10 3.What does Winston mean by the Quote “If there is hope it lies in the proles?” Winston means that the only chance of anyone getting rid of the party is for the proles to come together and rebel as one against the government. 4.Why does Orwell keep referring to “Freedom is the freedom to say that two plus two make four. If that is granted, all else follows?” He keep referring to it because Big Brother will tell you that it equals 5, but if you have that freedom where you can say it equals 4 confidentially can overcome Big Brother. 5.What would you have done with the picture Winston received through the tubes of Jones, Aaronson, and Rutherford? I would have tried to keep it somewhere safe like in a lock box so I have that one piece of history that hasn’t yet been altered.
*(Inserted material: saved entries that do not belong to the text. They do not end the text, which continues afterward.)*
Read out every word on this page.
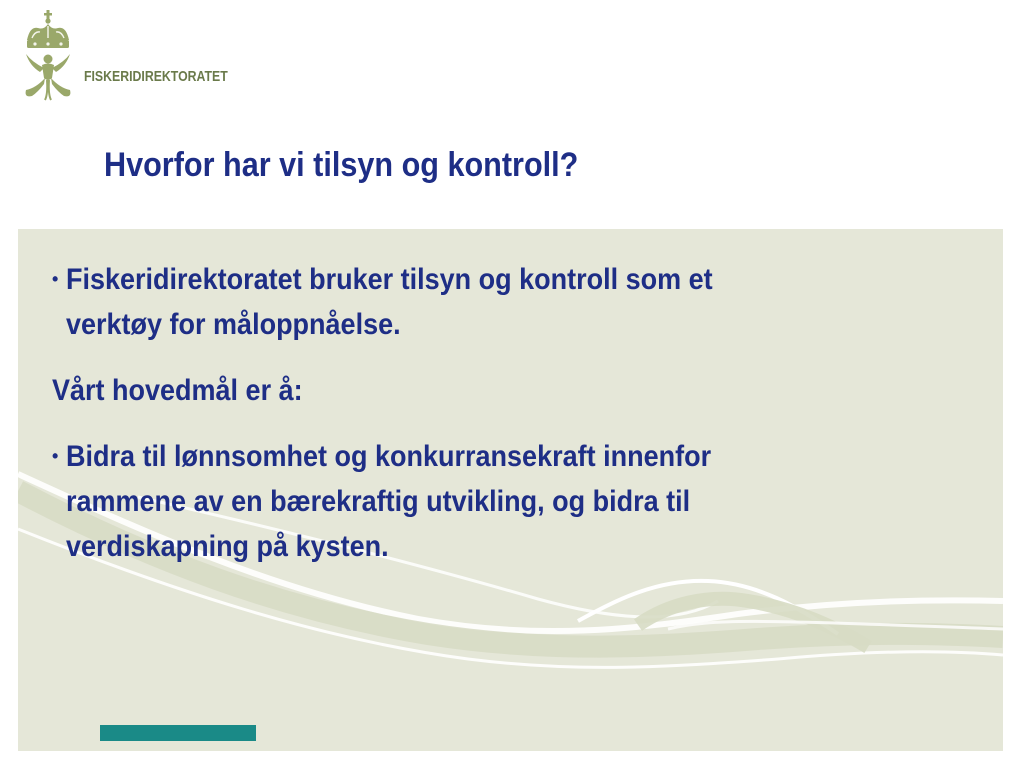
FISKERIDIREKTORATET
Hvorfor har vi tilsyn og kontroll?
• Fiskeridirektoratet bruker tilsyn og kontroll som et
verktøy for måloppnåelse.
Vårt hovedmål er å:
• Bidra til lønnsomhet og konkurransekraft innenfor
rammene av en bærekraftig utvikling, og bidra til
verdiskapning på kysten.
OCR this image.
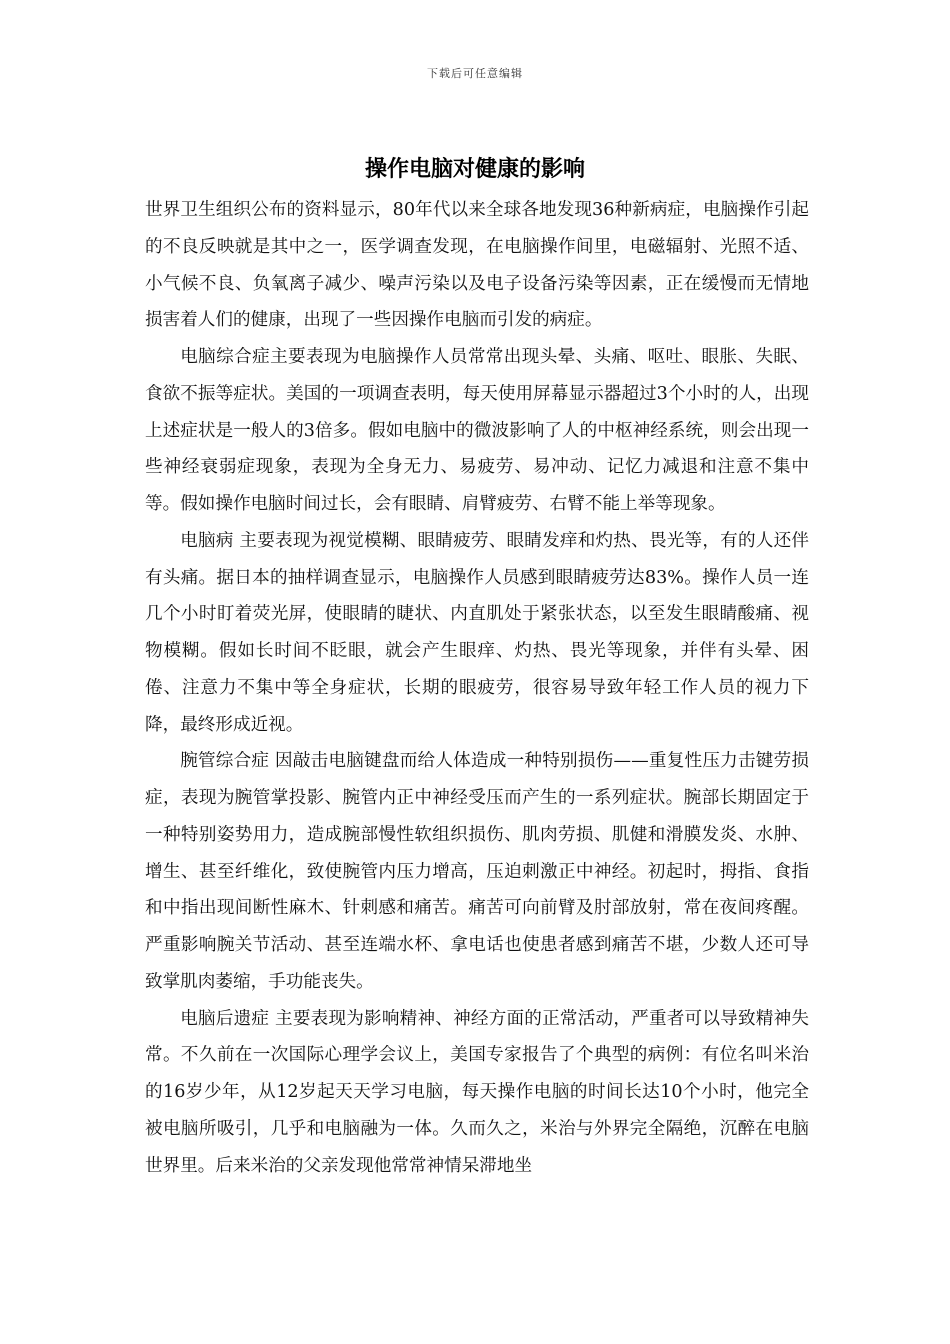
下载后可任意编辑
操作电脑对健康的影响

世界卫生组织公布的资料显示，80年代以来全球各地发现36种新病症，电脑操作引起的不良反映就是其中之一，医学调查发现，在电脑操作间里，电磁辐射、光照不适、小气候不良、负氧离子减少、噪声污染以及电子设备污染等因素，正在缓慢而无情地损害着人们的健康，出现了一些因操作电脑而引发的病症。

电脑综合症主要表现为电脑操作人员常常出现头晕、头痛、呕吐、眼胀、失眠、食欲不振等症状。美国的一项调查表明，每天使用屏幕显示器超过3个小时的人，出现上述症状是一般人的3倍多。假如电脑中的微波影响了人的中枢神经系统，则会出现一些神经衰弱症现象，表现为全身无力、易疲劳、易冲动、记忆力减退和注意不集中等。假如操作电脑时间过长，会有眼睛、肩臂疲劳、右臂不能上举等现象。

电脑病 主要表现为视觉模糊、眼睛疲劳、眼睛发痒和灼热、畏光等，有的人还伴有头痛。据日本的抽样调查显示，电脑操作人员感到眼睛疲劳达83%。操作人员一连几个小时盯着荧光屏，使眼睛的睫状、内直肌处于紧张状态，以至发生眼睛酸痛、视物模糊。假如长时间不眨眼，就会产生眼痒、灼热、畏光等现象，并伴有头晕、困倦、注意力不集中等全身症状，长期的眼疲劳，很容易导致年轻工作人员的视力下降，最终形成近视。

腕管综合症 因敲击电脑键盘而给人体造成一种特别损伤——重复性压力击键劳损症，表现为腕管掌投影、腕管内正中神经受压而产生的一系列症状。腕部长期固定于一种特别姿势用力，造成腕部慢性软组织损伤、肌肉劳损、肌健和滑膜发炎、水肿、增生、甚至纤维化，致使腕管内压力增高，压迫刺激正中神经。初起时，拇指、食指和中指出现间断性麻木、针刺感和痛苦。痛苦可向前臂及肘部放射，常在夜间疼醒。严重影响腕关节活动、甚至连端水杯、拿电话也使患者感到痛苦不堪，少数人还可导致掌肌肉萎缩，手功能丧失。

电脑后遗症 主要表现为影响精神、神经方面的正常活动，严重者可以导致精神失常。不久前在一次国际心理学会议上，美国专家报告了个典型的病例：有位名叫米治的16岁少年，从12岁起天天学习电脑，每天操作电脑的时间长达10个小时，他完全被电脑所吸引，几乎和电脑融为一体。久而久之，米治与外界完全隔绝，沉醉在电脑世界里。后来米治的父亲发现他常常神情呆滞地坐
11 Summary In the beginning Winston starts out writing in his diary about how he hopes that someday the proles will rebel against Big Brother and destroy the government. The proles need to become conscious of how strong they would be if the all joined forces. He remembered back and was reminded of how the proles live Ignorant lives like animals, and are not motivated to revolt against the government. Winston pulled an old children's history text book out of his desk, so that he can get an Idea of what the world is supposed to look like. In the history book it shows how the cities are magnificent but Winston knows the truth because London is run down and messy. The book shows that the Party has increased the literacy rate, reduced the infant mortality rate and given everyone better food and shelter. Winston thinks that this is all false, but he can not be sure because the history was written by the party. Winston saw three revolution leaders who had been caught going against Big Brother. He saw them at the Chestnut Tree Café where a song began to play and “Under the chestnut tree,” and he noticed one of the men beginning to cry. One day he received a photograph of the three men in New York. The photograph was taken at the same time the men were supposedly committing treason. Therefore, Winston caught Big Brother in a lie. Winston was so frightened, that he destroyed the picture, but he will always remember it.

12 Analysis Winston thinks, that if the proles would join forces, is the only way that Big Brother can be defeated. The problem is that the proles don’t have anybody to lead them, and they are more concerned about unimportant things, rather than bettering there lives. Winston hopes that the proles wake up and realize what they could do if they all came together. The themes of memory, history, and fact go along with the photograph of the party members. The photograph is a symbol of the real history of what Winston believes to be true. Winston says that “two plus two equals four,” this is a symbol of right versus wrong. It is also a symbol of the freedom he hopes to have someday.